• Sonuç bulunamadı

2.2. Anlama Becerileri

2.2.2. Dinleme/İzleme Becerisi

Dinleme, insanın ilk edindiği, öğrenmesiyi sağlayan beceridir. Dinlemenin alanyazındaki tanımlarına bakıldığında dinleme;

“Enerji ve beceri gerektiren karmaşık bir süreçtir” (Özbay, 2005, s. 60).

“Bilgi birikimi elde etme, daha önce kazanılmış deneyimlerden yararlanma yollarından biridir. İşitilenlerin ön bilgilerle karşılaştırılarak zihinsel ve bilinçli bir çaba ile anlamlandırılmasıdır. Herhangi bir konuda konuşmacının seslerini duymak, söylediklerini anlamak, gerekli olanları ve olabilecekleri alıp saklamak için sesler/söylenenler üzerinde dikkati yoğunlaştırmadır” (Calp, 2007, s. 151).
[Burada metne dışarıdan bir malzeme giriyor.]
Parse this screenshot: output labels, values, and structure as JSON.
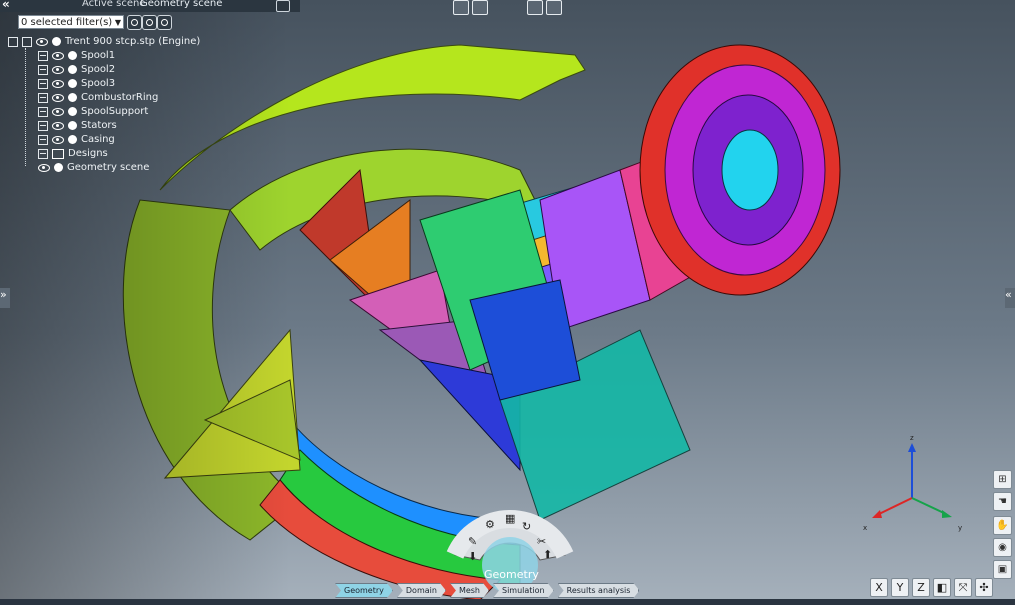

Tanımlardan da anlaşıldığı gibi dinlemenin temeli işitmedir. Zamanımızın çok büyük bir kısmını harcadığımız dinleme eylemi, sahip olduğumuz en önemli becerilerimizden biri olmakla birlikte en az tanınan becerimizdir. Çünkü insanlar dinlemeyi duymakla karıştırırlar. Ama dinlemek sadece duymaktan daha fazlasını içerir (Mackay, 1997, s. 10). İşitmek, dinlemek değildir. İşitme, istemimiz dışında da gerçekleşebilmektedir. Yani, işitme dinlemeksizin ortaya çıkabilir. Dinleme ise kişinin tercihine bağlı olarak, seçerek ve isteyerek algıladığı bütün seslerdir (Calp, 2007, s. 156).

İşitme, fiziksel bir durumken; dinleme, içine işitmeyi de alan aktif bir zihinsel süreçtir. İşitme, iradeli bir iş değildir. Kulağa gelen belirli bir frekans gücündeki her ses işitilir. Kulağa aynı anda birden fazla ses gelir. Ama insan bunlardan istediğini, ilgisini çekeni seçer ve dinler. Dinleme, ses dalgalarının kulak tarafından işitilmesinin ötesinde bir şeydir. Her dinlemede işitme vardır; ama her işitmede dinleme yoktur. İşitilen sesler arasından “anlamlandırma” çalışmasının başladığı sesler için dinlemeden bahsedilebilir. Dinleme çaba gerektirir ve aynı zamanda bir süreci kapsar. Çaba göstermek, dikkati belli bir noktaya yoğunlaştırma anlamına da gelir. Bunun için dikkat geliştirme çalışmaları dinleme eğitiminde önemlidir. Okumanın, yazılı harflere bakmak ve onları sadece seslendirmek demek olmadığı gibi dinleme de ses dalgalarını işitmekten öte, o dalgaların oluşturduğu

74

anlamları algılamayı, bu anlamlar üzerinde düşünmeyi ve icap ederse hareket etmeyi gerektirir (Doğan, 2011, s. 5). Doğan’ın (2011) da belirttiği gibi dinleme ve işitme aynı şeyler değildir. Dinleme, işitmeyi de içine alan bir süreçtir.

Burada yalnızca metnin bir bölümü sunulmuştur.